Cincinnati is once again utilizing goats for landscaping purposes.
Just as New York City did last year, Cincinnati's Colerain Township neighborhood is being blessed with goats for two to three weeks this spring. The team of 14, according to WCPO, is being deployed starting Monday, May 16 to remove invasive honeysuckle from the local park, in order to clear some space for native plants. Goats reportedly love honeysuckle and will eat it until there is no more of it — they are essentially a non-toxic, no-impact herbicide that simultaneously improves soil structure and fertilizes the land.
The township, as well as Treeyo Permaculture, is reminding the public to refrain from petting the goats, as they're contained in a space guarded off by an electric fence. They also recommend keeping dogs leashed around the electric fence, and to not feed the goats, as they are eating food supplied by educated handlers. They do, however, encourage people to take pictures and post them to social media, to spread the word of this low-impact manner of landscaping.
According to Cincinatti.com, the goats will work longer if needed. And, if they do a good job, they'll be deployed to other parts of the park to lend a hand with gardening. These goats are clearly appreciated by the public, and you could appreciate them too, if you need work of the like.
If you're considering getting a few goats for landscaping purposes, though, there are a few things you should know beforehand.

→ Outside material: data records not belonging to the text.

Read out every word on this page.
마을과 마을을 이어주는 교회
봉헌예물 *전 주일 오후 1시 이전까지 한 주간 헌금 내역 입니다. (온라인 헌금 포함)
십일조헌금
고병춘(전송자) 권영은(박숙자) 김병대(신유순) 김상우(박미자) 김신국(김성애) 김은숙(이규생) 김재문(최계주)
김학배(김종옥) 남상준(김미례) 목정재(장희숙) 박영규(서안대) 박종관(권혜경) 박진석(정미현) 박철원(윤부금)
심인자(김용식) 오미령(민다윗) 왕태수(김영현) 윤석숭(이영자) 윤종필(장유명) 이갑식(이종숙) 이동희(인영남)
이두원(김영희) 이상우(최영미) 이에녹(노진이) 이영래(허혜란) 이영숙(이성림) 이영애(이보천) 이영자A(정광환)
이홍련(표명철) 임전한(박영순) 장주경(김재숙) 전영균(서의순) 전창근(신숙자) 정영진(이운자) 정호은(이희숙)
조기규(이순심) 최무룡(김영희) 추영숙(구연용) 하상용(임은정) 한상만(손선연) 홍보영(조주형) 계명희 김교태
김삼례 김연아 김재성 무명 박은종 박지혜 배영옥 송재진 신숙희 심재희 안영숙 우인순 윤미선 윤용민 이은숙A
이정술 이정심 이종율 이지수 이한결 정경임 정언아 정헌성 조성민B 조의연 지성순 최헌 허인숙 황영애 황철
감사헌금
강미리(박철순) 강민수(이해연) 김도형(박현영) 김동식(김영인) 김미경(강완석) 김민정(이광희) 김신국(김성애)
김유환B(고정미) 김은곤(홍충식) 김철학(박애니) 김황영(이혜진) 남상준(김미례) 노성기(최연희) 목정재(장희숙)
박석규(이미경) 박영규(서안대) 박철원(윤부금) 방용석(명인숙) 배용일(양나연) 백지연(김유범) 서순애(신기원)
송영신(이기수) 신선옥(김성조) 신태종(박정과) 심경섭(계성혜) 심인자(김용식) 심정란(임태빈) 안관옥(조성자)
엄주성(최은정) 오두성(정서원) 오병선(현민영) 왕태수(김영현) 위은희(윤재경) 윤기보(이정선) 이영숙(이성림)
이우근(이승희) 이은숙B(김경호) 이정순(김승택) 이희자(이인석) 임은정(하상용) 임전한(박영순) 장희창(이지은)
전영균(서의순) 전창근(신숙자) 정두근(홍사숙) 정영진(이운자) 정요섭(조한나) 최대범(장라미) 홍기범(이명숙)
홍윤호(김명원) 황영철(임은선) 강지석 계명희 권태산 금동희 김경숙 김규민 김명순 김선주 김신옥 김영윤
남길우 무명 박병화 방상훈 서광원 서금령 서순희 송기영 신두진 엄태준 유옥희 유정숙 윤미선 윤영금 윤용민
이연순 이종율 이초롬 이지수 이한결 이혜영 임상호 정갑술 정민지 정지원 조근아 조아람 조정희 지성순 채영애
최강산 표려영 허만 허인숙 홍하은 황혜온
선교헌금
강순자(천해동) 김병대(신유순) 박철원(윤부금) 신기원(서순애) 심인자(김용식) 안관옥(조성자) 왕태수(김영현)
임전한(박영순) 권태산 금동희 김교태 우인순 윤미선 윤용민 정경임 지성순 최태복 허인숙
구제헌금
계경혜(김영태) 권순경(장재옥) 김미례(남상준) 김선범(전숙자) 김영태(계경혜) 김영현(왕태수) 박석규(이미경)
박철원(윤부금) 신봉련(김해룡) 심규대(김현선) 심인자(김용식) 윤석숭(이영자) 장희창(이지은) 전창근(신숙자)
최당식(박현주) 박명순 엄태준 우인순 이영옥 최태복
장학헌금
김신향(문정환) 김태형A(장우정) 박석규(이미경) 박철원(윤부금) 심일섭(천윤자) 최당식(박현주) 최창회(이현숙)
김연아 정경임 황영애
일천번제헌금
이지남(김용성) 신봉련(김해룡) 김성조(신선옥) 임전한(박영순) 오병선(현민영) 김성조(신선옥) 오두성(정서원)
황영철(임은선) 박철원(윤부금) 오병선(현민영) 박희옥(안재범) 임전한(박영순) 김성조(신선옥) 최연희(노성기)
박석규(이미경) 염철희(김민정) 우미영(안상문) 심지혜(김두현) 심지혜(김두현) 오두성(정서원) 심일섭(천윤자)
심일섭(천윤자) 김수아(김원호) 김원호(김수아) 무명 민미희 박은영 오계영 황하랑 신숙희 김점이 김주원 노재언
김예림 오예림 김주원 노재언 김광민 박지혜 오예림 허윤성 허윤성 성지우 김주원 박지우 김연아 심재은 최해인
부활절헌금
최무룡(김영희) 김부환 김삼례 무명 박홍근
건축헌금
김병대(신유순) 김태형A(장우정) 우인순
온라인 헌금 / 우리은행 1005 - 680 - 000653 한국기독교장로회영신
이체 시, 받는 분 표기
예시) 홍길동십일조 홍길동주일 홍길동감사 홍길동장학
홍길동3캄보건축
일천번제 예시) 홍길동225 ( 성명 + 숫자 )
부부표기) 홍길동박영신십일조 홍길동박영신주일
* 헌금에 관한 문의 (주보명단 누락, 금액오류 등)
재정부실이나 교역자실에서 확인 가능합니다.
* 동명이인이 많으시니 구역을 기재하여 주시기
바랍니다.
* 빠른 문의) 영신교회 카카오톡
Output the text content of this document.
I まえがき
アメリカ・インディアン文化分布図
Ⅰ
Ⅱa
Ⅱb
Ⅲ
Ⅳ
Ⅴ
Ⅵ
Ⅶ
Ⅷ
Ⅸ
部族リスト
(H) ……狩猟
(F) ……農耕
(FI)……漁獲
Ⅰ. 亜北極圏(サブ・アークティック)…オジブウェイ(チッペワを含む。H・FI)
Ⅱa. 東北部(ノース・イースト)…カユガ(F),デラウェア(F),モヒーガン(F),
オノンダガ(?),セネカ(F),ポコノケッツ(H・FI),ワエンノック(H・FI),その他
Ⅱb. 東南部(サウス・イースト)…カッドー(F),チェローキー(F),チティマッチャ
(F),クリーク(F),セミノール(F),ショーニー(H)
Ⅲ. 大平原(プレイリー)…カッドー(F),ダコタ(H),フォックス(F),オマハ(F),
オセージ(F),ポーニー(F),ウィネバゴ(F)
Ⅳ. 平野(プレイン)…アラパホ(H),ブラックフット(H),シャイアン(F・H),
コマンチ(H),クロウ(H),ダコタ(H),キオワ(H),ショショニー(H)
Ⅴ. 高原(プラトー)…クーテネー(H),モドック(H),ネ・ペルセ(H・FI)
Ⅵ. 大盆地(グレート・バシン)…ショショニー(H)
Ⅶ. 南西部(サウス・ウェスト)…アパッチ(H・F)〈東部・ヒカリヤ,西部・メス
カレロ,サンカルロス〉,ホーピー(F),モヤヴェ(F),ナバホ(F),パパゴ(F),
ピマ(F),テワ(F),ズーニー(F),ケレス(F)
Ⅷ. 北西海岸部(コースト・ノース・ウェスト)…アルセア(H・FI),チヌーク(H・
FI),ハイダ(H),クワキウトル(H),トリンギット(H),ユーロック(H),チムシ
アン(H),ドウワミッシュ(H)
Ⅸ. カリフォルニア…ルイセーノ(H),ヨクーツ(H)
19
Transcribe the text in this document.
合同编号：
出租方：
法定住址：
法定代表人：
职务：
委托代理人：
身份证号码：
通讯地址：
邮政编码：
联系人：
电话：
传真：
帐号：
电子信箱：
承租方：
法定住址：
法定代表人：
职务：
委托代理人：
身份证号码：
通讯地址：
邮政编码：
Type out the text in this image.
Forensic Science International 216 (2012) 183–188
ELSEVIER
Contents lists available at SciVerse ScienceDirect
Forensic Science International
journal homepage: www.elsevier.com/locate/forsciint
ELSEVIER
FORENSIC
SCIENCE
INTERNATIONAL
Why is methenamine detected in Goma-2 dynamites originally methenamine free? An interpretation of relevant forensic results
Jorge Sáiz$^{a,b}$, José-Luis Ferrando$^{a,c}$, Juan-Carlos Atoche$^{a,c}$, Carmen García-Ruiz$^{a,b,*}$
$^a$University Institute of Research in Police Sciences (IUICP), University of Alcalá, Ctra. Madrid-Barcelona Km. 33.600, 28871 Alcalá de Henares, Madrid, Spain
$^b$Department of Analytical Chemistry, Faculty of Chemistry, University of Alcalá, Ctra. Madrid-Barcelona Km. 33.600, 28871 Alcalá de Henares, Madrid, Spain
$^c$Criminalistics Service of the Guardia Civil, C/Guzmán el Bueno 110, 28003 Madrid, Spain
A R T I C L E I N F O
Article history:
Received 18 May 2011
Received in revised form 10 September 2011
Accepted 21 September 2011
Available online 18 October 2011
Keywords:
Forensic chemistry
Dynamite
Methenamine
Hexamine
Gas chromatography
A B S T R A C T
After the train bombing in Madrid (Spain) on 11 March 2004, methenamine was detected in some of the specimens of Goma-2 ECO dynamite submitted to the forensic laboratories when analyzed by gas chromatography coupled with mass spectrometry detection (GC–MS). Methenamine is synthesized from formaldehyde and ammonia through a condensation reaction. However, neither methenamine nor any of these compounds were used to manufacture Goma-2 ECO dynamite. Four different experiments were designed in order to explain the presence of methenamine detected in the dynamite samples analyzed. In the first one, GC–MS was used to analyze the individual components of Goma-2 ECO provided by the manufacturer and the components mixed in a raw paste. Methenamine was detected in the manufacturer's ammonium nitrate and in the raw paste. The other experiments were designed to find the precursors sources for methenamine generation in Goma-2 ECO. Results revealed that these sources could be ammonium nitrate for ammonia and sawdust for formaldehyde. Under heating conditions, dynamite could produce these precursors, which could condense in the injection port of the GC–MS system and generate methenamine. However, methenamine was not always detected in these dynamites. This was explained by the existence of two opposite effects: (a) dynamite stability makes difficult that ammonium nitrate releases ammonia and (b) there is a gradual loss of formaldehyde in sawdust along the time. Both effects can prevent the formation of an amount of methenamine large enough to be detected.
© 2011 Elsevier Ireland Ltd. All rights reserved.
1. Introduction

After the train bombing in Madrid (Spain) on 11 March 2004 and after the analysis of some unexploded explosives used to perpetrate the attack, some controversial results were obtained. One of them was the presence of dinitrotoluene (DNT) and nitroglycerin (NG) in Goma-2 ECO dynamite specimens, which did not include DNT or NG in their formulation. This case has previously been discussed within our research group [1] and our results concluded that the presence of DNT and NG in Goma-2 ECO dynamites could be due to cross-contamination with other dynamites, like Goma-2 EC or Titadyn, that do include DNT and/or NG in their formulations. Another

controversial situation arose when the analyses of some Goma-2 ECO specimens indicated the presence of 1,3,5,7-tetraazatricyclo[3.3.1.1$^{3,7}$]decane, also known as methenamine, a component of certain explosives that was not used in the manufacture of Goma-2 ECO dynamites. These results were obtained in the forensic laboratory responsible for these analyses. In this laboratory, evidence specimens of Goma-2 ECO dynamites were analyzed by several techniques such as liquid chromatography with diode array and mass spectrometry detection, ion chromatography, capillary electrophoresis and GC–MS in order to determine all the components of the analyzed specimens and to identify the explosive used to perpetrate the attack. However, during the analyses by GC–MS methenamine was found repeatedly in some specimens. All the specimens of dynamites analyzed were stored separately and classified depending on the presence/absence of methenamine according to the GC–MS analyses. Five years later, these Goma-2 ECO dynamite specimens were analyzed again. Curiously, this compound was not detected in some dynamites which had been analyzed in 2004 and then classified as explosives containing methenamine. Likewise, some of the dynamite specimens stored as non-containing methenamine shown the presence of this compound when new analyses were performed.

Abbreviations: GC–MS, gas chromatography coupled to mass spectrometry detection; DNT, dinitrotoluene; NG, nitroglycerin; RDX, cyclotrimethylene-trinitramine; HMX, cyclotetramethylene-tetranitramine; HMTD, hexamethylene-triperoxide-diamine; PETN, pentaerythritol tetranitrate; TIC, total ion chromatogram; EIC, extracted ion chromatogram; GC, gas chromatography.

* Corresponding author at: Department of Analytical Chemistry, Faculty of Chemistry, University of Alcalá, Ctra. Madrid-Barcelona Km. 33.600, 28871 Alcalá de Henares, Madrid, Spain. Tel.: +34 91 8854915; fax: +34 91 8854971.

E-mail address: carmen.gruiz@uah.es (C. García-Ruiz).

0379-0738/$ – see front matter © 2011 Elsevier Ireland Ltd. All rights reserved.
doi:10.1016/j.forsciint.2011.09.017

What to know if you're going to use goats for landscaping purposes:
First off, if you're getting one or more goats, they're living, breathing animals, and you want to make sure you're caring for them to the best of your abilities. Just like us or your other pets, they need a safe living environment, to be groomed, loved, hydrated, vaccinated, and tended to by a specialized vet. Roys Farm has a full guide that gives the basics of looking after goats, if you aren't familiar with doing so.
Next off, if you're simply looking for a low-emissions lawnmower, goats might not be what you're looking for. A study from Leopold Center’s Grass-based Livestock Working Group states that goats will eat grass, but they would much rather eat thistles, brush, weeds, trees, and other types of vegetation you don't want. Their diet won't be complete if it's solely comprised of grass.
And lastly, if you don't want to adopt goats for life, you can rent goats to graze your yard — customers can call Goats on the Go, Rent a Goat, Rent-a-Ruminant, or We Rent Goats to describe the size and terrain of their land, and the service will provide a cost estimate. Day-of, goats will arrive and graze for the day or next few, until the job is completed.